This notebook presents the nitrate database compilation. It is centered around Codispoti et al.'s 2013 compilation of historical nitrate measurements in the Arctic Ocean.
All figures exported from this notebook are prefixed with FIGURE_FN-COMP_
.
%run imports.py
%load_ext autoreload
%autoreload 2
# Define dimensions
dims = dict(
reg_name=hv.Dimension('reg_name', label='Region'),
ntr0=hv.Dimension('ntr0', label='Surface NO₃ conc.', range=(0,13)),
doy=hv.Dimension('doy', label='Day of the year')
)
First, download the biggest database of vertical profiles nitrate of nitrate concentrations in the Arctic known to us: The one compiled by Codispoti and collaborators and published in 2013: http://dx.doi.org/10.1016/j.pocean.2012.11.006
!wget -c --read-timeout=5 -P ../data/no3-compilation/ "https://www.nodc.noaa.gov/archive/arc0034/0072133/1.1/data/0-data/Codispoti_Arctic_Nutrients_Submission_11-11-2010.csv"
def load_codispotietal():
"""
Codispoti et al., 2013
"""
renamedict = dict(NO3='nitrate', Sal='sal',
T='temp', z='depth', Longitude='lon',
Latitude='lat', Date='date', Station='station', Cruise='cruise'
)
df = (pd.read_csv('../data/no3-compilation/Codispoti_Arctic_Nutrients_Submission_11-11-2010.csv',
na_values=-999,
parse_dates=['Date'], dtype={'Station': str},
)[['Date','Latitude','Longitude','NO3','z','T','Sal','Station','Cruise']]
.rename(columns=renamedict)
.dropna(subset=['nitrate'])
)
df = df.assign(station=lambda row: row.cruise+'+'+row.station.astype(str))

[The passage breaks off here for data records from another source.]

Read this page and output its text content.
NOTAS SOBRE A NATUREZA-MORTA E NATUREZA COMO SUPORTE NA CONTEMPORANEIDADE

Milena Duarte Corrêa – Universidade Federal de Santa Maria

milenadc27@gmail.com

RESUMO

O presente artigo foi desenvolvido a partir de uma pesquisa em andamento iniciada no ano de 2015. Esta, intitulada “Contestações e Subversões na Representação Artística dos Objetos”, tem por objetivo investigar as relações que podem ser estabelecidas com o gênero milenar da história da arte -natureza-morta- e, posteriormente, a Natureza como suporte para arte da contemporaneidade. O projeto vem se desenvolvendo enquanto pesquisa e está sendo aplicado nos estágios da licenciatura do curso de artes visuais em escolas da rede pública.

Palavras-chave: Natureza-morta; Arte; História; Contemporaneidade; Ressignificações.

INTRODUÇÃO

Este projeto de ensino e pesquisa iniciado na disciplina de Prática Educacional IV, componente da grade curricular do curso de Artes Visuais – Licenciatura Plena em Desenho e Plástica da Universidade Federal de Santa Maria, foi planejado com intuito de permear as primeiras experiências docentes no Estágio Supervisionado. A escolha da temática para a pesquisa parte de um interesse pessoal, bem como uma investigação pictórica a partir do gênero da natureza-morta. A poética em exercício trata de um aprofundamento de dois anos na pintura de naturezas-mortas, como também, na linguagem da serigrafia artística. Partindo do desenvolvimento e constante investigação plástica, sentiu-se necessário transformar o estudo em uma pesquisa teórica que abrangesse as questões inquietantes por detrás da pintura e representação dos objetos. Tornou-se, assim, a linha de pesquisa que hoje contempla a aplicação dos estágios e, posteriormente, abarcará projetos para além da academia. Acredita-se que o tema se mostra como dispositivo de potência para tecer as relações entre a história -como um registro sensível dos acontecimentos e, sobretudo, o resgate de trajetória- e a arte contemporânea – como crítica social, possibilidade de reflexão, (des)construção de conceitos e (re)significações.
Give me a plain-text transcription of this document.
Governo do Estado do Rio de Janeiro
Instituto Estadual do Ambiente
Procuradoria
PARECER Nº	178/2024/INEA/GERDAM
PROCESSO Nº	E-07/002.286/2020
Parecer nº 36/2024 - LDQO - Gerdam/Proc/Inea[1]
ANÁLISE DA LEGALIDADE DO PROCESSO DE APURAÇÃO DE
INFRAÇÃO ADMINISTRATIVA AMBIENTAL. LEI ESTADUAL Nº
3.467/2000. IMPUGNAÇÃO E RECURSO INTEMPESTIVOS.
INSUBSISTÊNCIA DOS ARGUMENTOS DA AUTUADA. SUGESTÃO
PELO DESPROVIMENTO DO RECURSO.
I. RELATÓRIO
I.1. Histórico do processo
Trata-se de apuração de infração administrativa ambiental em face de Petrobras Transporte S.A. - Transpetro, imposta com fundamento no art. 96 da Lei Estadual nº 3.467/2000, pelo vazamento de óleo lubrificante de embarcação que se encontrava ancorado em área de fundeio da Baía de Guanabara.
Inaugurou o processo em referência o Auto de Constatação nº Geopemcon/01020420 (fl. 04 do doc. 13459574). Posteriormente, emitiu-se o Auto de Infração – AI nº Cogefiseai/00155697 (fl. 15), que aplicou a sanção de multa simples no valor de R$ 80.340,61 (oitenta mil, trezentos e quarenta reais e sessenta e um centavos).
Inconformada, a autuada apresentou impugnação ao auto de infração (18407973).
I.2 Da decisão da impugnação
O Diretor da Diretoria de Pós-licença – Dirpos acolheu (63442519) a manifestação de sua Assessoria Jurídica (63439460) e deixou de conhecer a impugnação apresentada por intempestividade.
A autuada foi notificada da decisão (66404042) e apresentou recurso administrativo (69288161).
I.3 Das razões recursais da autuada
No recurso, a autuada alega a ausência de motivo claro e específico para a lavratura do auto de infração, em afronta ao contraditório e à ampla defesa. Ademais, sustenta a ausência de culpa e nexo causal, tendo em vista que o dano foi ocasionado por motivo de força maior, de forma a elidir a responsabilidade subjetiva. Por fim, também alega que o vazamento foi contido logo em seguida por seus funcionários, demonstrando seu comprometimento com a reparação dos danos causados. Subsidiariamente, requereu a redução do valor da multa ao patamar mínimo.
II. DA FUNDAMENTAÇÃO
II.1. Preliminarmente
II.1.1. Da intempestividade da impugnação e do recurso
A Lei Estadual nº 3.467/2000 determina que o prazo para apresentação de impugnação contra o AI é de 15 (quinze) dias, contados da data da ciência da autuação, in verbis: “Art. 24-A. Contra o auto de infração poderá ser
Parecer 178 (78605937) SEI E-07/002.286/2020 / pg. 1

df = df.drop(columns=['cruise'])
df = df.groupby(['station', 'date', 'depth']).mean().reset_index()
df['p'] = gsw.p_from_z(-df.depth, df.lat)
df['SA'] = gsw.SA_from_SP(df.sal, df.p, df.lon, df.lat)
df['CT'] = gsw.CT_from_pt(df.SA, df.temp)
df['sigth'] = gsw.sigma0(df.SA, df.CT)
df = df.assign(database='codispoti')
return df
These data from the Canadian Arctic consist mostly of data collected during cruises of ArcticNet, DFO, and some others, and are treated in more detail by Pierre Coupel et al., 2019 (in prep.)
def load_canadian_arctic():
fname = '../data/no3-compilation/NUT-ArcticNet_NOW_CATS_Coupel_reduced.csv'
if os.path.exists(fname):
df = (
pd.read_csv(fname, dtype={'Station': str})
.rename(
columns=dict(
Station='station', Depth='depth', Longitude='lon', Latitude='lat',
Nitrate='nitrate', Temperature='temp', Salinity='sal'
)
)
.dropna(subset=['nitrate'])
)
df.Day = df.Day.fillna(15)
df['date'] = pd.to_datetime(df.Year*10000+df.Month*100+df.Day, format='%Y%m%d')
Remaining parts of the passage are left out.